2014 was a tough year to be invested in many of Australia's top retail brands, and life could be about to get a whole lot tougher in 2015.
Already in late 2014 and early 2015 we have seen Specialty Fashion Group Ltd. (ASX: SFH), OrotonGroup Limited (ASX: ORL), and Kathmandu Holdings Ltd (ASX: KMD) report that earnings would be lower than expected this financial year. The share price response has varied but it paints a grim picture for the coming 12 months.
- Discounting will impact profitability
Shareholders in OrotonGroup saw this in action last week when the company announced that because it had stopped discounting its flagship Oroton brand, sales had dropped off significantly. The fall in sales would impact earnings, but the tradeoff – of increasing discounting – actually hadn't helped some of the company's other brands grow earnings either.
These Australian brands are competing with new entrants to the market that are content to lower margins to boost market share, and more are coming!
- Overseas companies will increase competition
This has been happening for some time, but 2014 appeared to be a turning point.

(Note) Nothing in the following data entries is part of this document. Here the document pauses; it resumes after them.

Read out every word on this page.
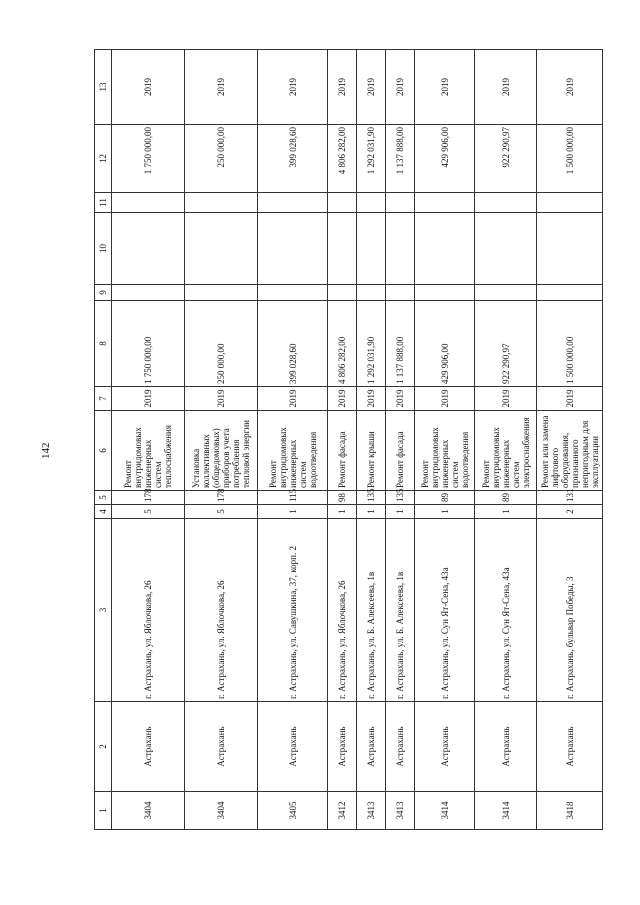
142
1	2	3	4	5	6	7	8	9	10	11	12	13
3404	Астрахань	г. Астрахань, ул. Яблочкова, 26	5	178	Ремонт внутридомовых инженерных систем теплоснабжения	2019	1 750 000,00				1 750 000,00	2019
3404	Астрахань	г. Астрахань, ул. Яблочкова, 26	5	178	Установка коллективных (общедомовых) приборов учета потребления тепловой энергии	2019	250 000,00				250 000,00	2019
3405	Астрахань	г. Астрахань, ул. Савушкина, 37, корп. 2	1	115	Ремонт внутридомовых инженерных систем водоотведения	2019	399 028,60				399 028,60	2019
3412	Астрахань	г. Астрахань, ул. Яблочкова, 26	1	98	Ремонт фасада	2019	4 806 282,00				4 806 282,00	2019
3413	Астрахань	г. Астрахань, ул. Б. Алексеева, 1в	1	135	Ремонт крыши	2019	1 292 031,90				1 292 031,90	2019
3413	Астрахань	г. Астрахань, ул. Б. Алексеева, 1в	1	135	Ремонт фасада	2019	1 137 888,00				1 137 888,00	2019
3414	Астрахань	г. Астрахань, ул. Сун Ят-Сена, 43а	1	89	Ремонт внутридомовых инженерных систем водоотведения	2019	429 906,00				429 906,00	2019
3414	Астрахань	г. Астрахань, ул. Сун Ят-Сена, 43а	1	89	Ремонт внутридомовых инженерных систем электроснабжения	2019	922 290,97				922 290,97	2019
3418	Астрахань	г. Астрахань, бульвар Победы, 3	2	131	Ремонт или замена лифтового оборудования, признанного непригодным для эксплуатации	2019	1 500 000,00				1 500 000,00	2019
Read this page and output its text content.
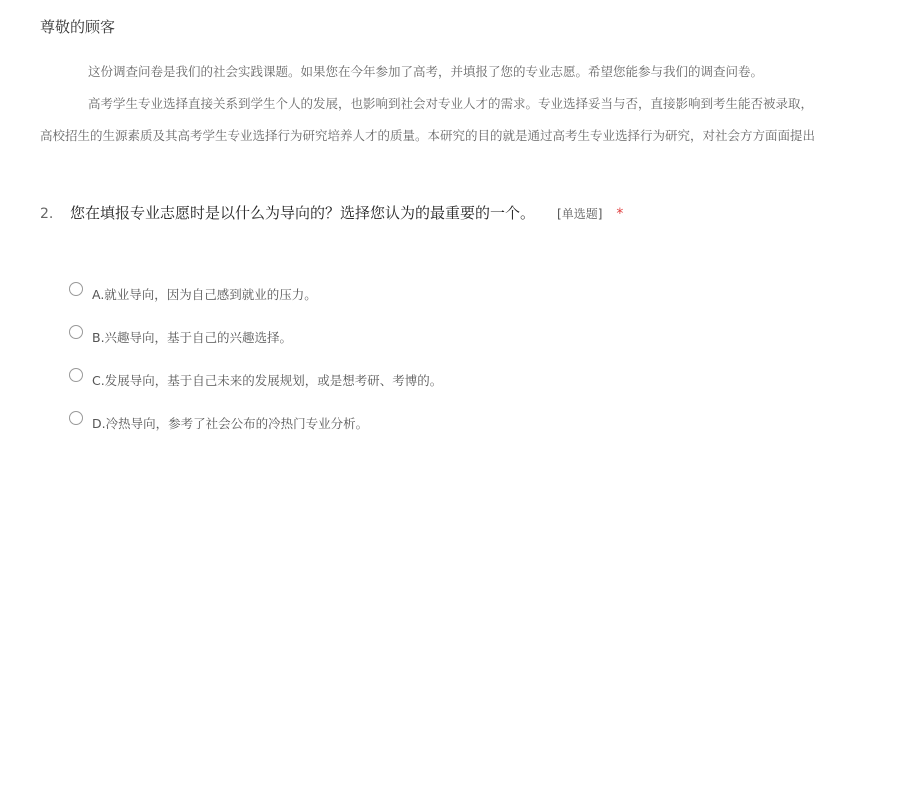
尊敬的顾客
这份调查问卷是我们的社会实践课题。如果您在今年参加了高考，并填报了您的专业志愿。希望您能参与我们的调查问卷。
高考学生专业选择直接关系到学生个人的发展，也影响到社会对专业人才的需求。专业选择妥当与否，直接影响到考生能否被录取，
高校招生的生源素质及其高考学生专业选择行为研究培养人才的质量。本研究的目的就是通过高考生专业选择行为研究，对社会方方面面提出
2.	您在填报专业志愿时是以什么为导向的？选择您认为的最重要的一个。 [单选题] *
A.就业导向，因为自己感到就业的压力。
B.兴趣导向，基于自己的兴趣选择。
C.发展导向，基于自己未来的发展规划，或是想考研、考博的。
D.冷热导向，参考了社会公布的冷热门专业分析。
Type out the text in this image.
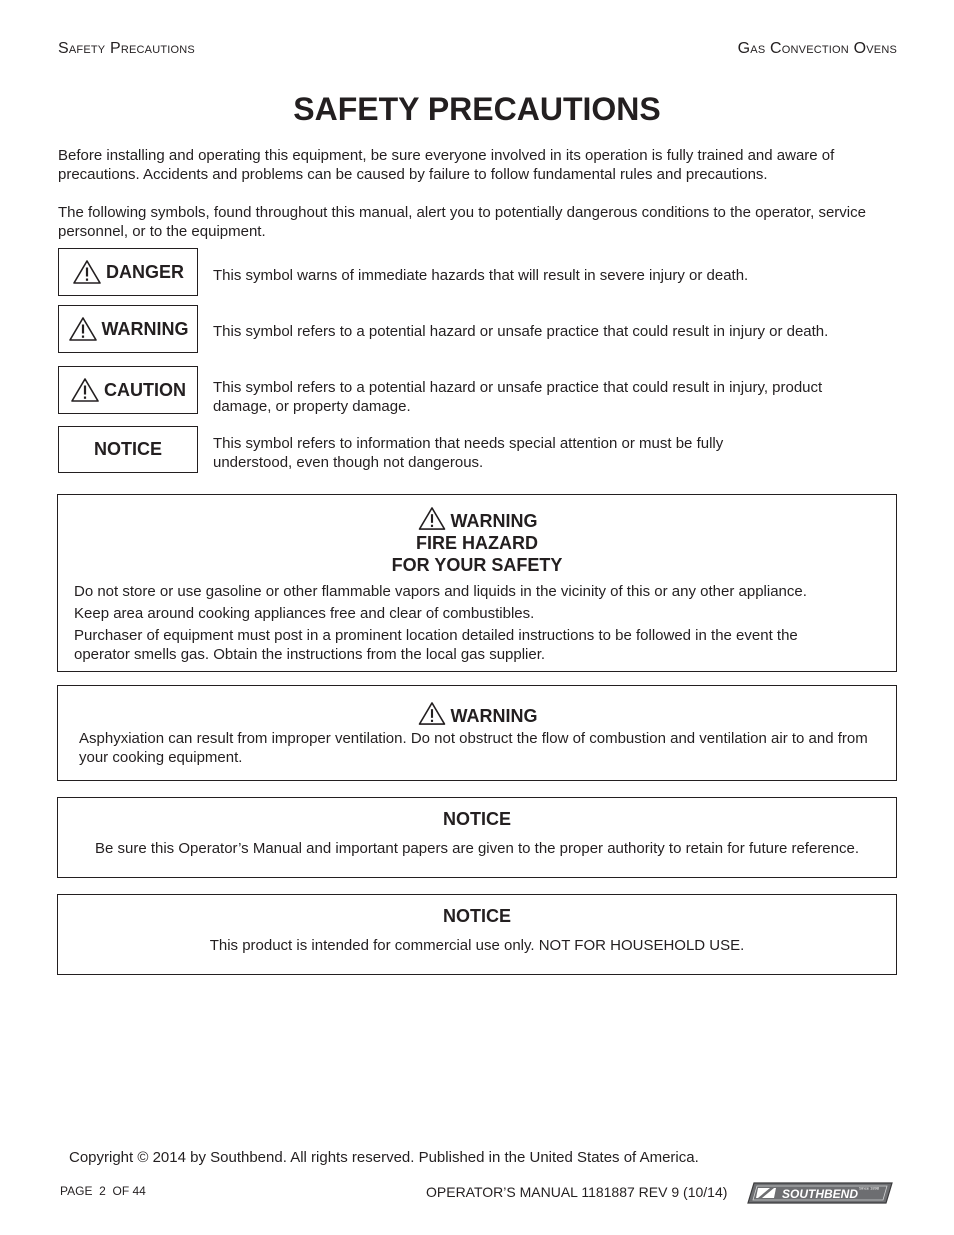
Safety Precautions	Gas Convection Ovens
SAFETY PRECAUTIONS
Before installing and operating this equipment, be sure everyone involved in its operation is fully trained and aware of precautions. Accidents and problems can be caused by failure to follow fundamental rules and precautions.
The following symbols, found throughout this manual, alert you to potentially dangerous conditions to the operator, service personnel, or to the equipment.
DANGER This symbol warns of immediate hazards that will result in severe injury or death.
WARNING This symbol refers to a potential hazard or unsafe practice that could result in injury or death.
CAUTION This symbol refers to a potential hazard or unsafe practice that could result in injury, product damage, or property damage.
NOTICE	This symbol refers to information that needs special attention or must be fully understood, even though not dangerous.
WARNING
FIRE HAZARD
FOR YOUR SAFETY
Do not store or use gasoline or other flammable vapors and liquids in the vicinity of this or any other appliance.
Keep area around cooking appliances free and clear of combustibles.
Purchaser of equipment must post in a prominent location detailed instructions to be followed in the event the operator smells gas. Obtain the instructions from the local gas supplier.
WARNING
Asphyxiation can result from improper ventilation. Do not obstruct the flow of combustion and ventilation air to and from your cooking equipment.
NOTICE
Be sure this Operator’s Manual and important papers are given to the proper authority to retain for future reference.
NOTICE
This product is intended for commercial use only. NOT FOR HOUSEHOLD USE.
Copyright © 2014 by Southbend. All rights reserved. Published in the United States of America.
PAGE 2 OF 44	OPERATOR’S MANUAL 1181887 REV 9 (10/14)	SOUTHBEND Since 1898
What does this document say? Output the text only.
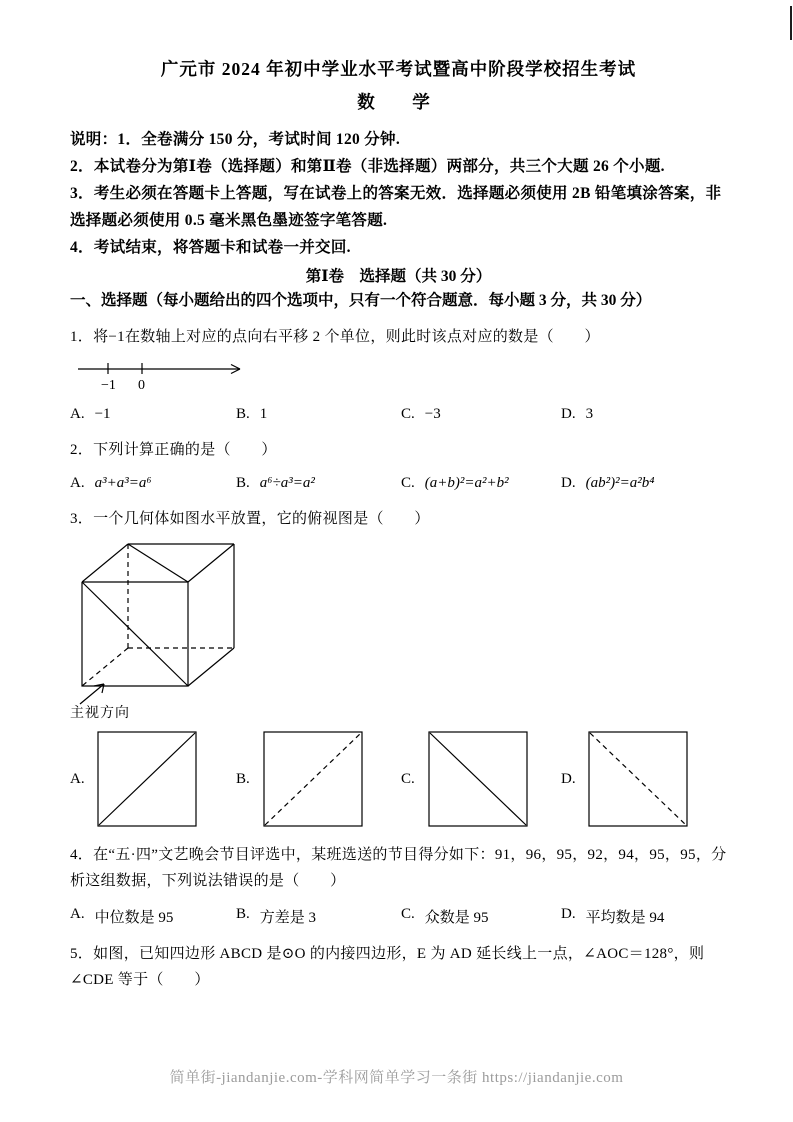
广元市 2024 年初中学业水平考试暨高中阶段学校招生考试
数　学

说明：1．全卷满分 150 分，考试时间 120 分钟.

2．本试卷分为第Ⅰ卷（选择题）和第Ⅱ卷（非选择题）两部分，共三个大题 26 个小题.

3．考生必须在答题卡上答题，写在试卷上的答案无效．选择题必须使用 2B 铅笔填涂答案，非选择题必须使用 0.5 毫米黑色墨迹签字笔答题.

4．考试结束，将答题卡和试卷一并交回.

第Ⅰ卷　选择题（共 30 分）
一、选择题（每小题给出的四个选项中，只有一个符合题意．每小题 3 分，共 30 分）

1．将−1在数轴上对应的点向右平移 2 个单位，则此时该点对应的数是（　　）

−1 0
A. −1	B. 1	C. −3	D. 3

2．下列计算正确的是（　　）

A. a³+a³=a⁶	B. a⁶÷a³=a²	C. (a+b)²=a²+b²	D. (ab²)²=a²b⁴

3．一个几何体如图水平放置，它的俯视图是（　　）

主视方向
A.	B.	C.	D.

4．在“五·四”文艺晚会节目评选中，某班选送的节目得分如下：91，96，95，92，94，95，95，分析这组数据，下列说法错误的是（　　）

A. 中位数是 95	B. 方差是 3	C. 众数是 95	D. 平均数是 94

5．如图，已知四边形 ABCD 是⊙O 的内接四边形，E 为 AD 延长线上一点，∠AOC＝128°，则∠CDE 等于（　　）

简单街-jiandanjie.com-学科网简单学习一条街 https://jiandanjie.com
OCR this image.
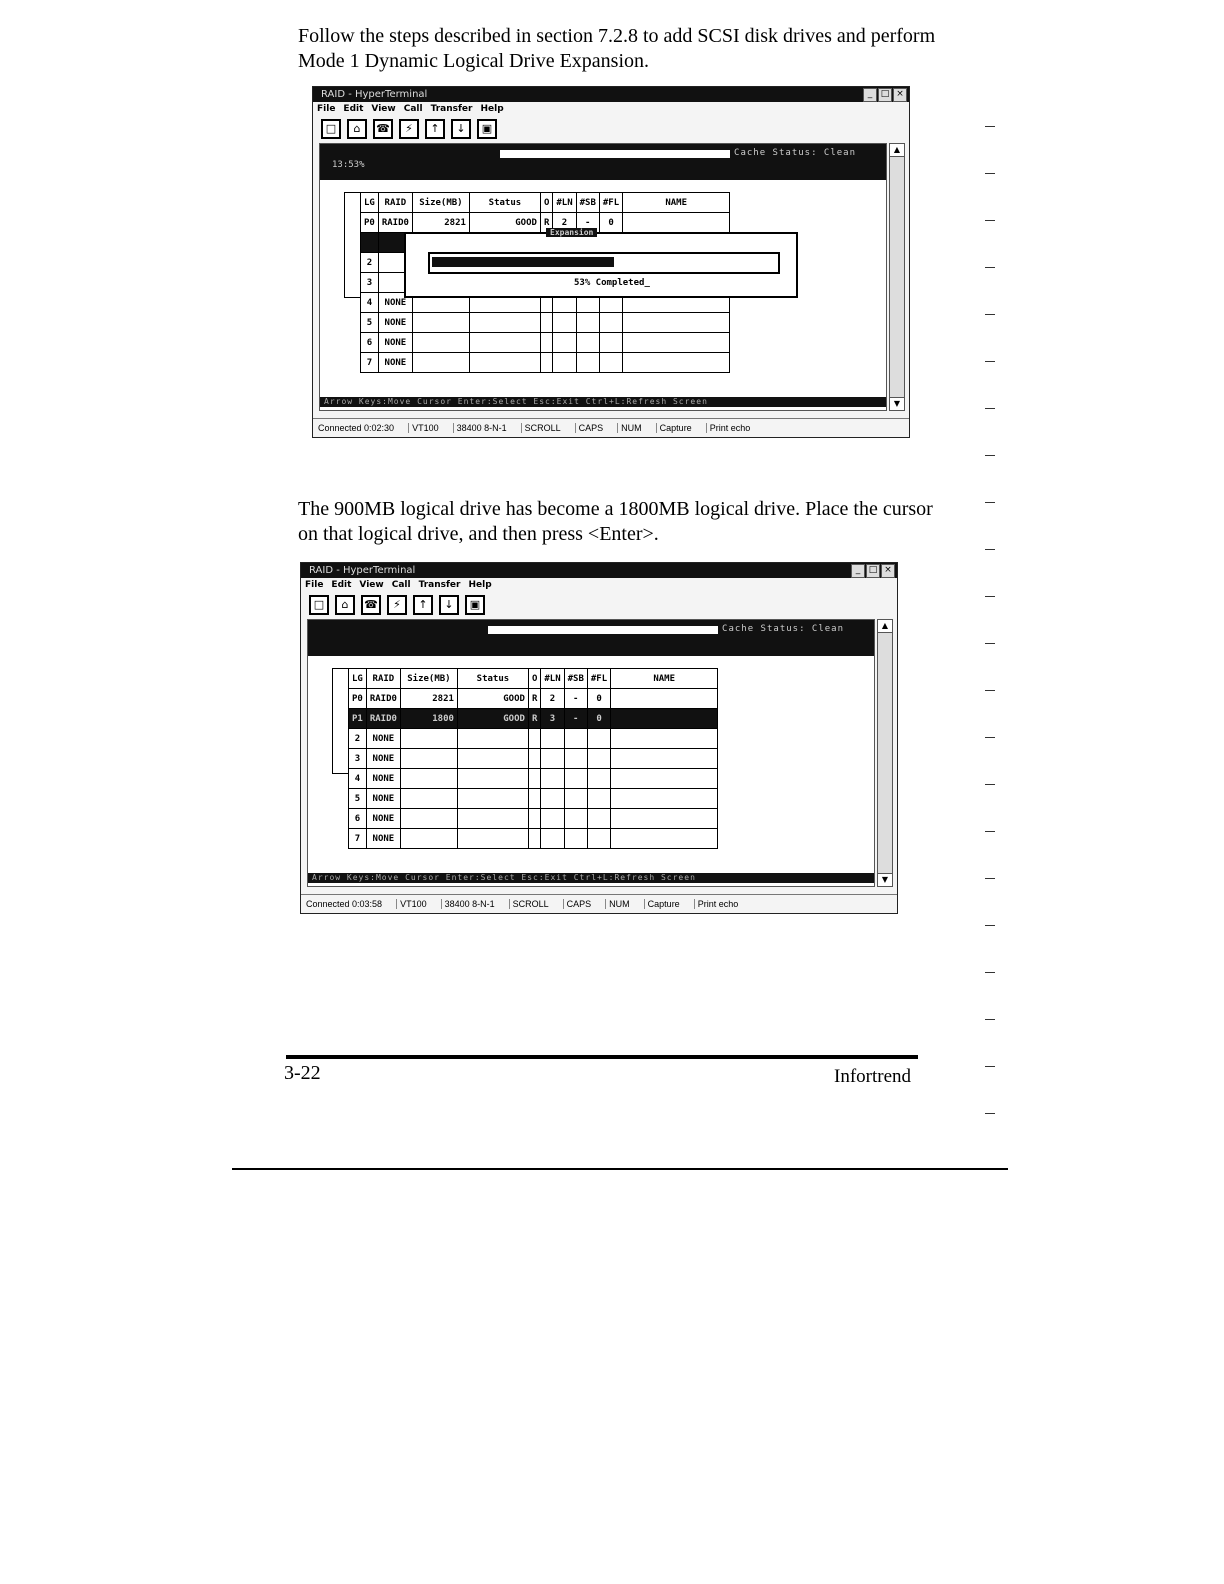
Follow the steps described in section 7.2.8 to add SCSI disk drives and perform Mode 1 Dynamic Logical Drive Expansion.
RAID - HyperTerminal	_ □ ×
File Edit View Call Transfer Help
□	⌂	☎	⚡	↑	↓	▣
13:53%
Cache Status: Clean
LG	RAID	Size(MB)	Status	O	#LN	#SB	#FL	NAME
P0	RAID0	2821	GOOD	R	2	-	0	

2								
3								
4	NONE							
5	NONE							
6	NONE							
7	NONE							
Expansion
53% Completed_
Arrow Keys:Move Cursor Enter:Select Esc:Exit Ctrl+L:Refresh Screen
▲
▼
Connected 0:02:30	VT100	38400 8-N-1	SCROLL	CAPS	NUM	Capture	Print echo
The 900MB logical drive has become a 1800MB logical drive. Place the cursor on that logical drive, and then press <Enter>.
RAID - HyperTerminal	_ □ ×
File Edit View Call Transfer Help
□	⌂	☎	⚡	↑	↓	▣
Cache Status: Clean
LG	RAID	Size(MB)	Status	O	#LN	#SB	#FL	NAME
P0	RAID0	2821	GOOD	R	2	-	0	
P1	RAID0	1800	GOOD	R	3	-	0	
2	NONE							
3	NONE							
4	NONE							
5	NONE							
6	NONE							
7	NONE							
Arrow Keys:Move Cursor Enter:Select Esc:Exit Ctrl+L:Refresh Screen
▲
▼
Connected 0:03:58	VT100	38400 8-N-1	SCROLL	CAPS	NUM	Capture	Print echo
3-22	Infortrend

Major brands, including H&M, Uniqlo, Forever 21 and Sephora all launched flagship stores in Sydney and Melbourne over the year. 2015 is expected to be the same with British retail giants Marks & Spencer set to enter the market among other recognisable names.
- Competitive advantages are key
The problem facing many of Australia's largest retailers is that there is very little separating them from rivals. For example, almost all of the companies listed above compete for the same customers as Myer Holdings Ltd (ASX: MYR) and Premier Investments Limited (ASX: PMV).
Conversely, retailers like the Reject Shop Ltd (ASX: TRS) and Woolworths Limited (ASX: WOW) have fewer direct competitors, already have dominant market shares, and are less impacted by a downturn in consumer spending.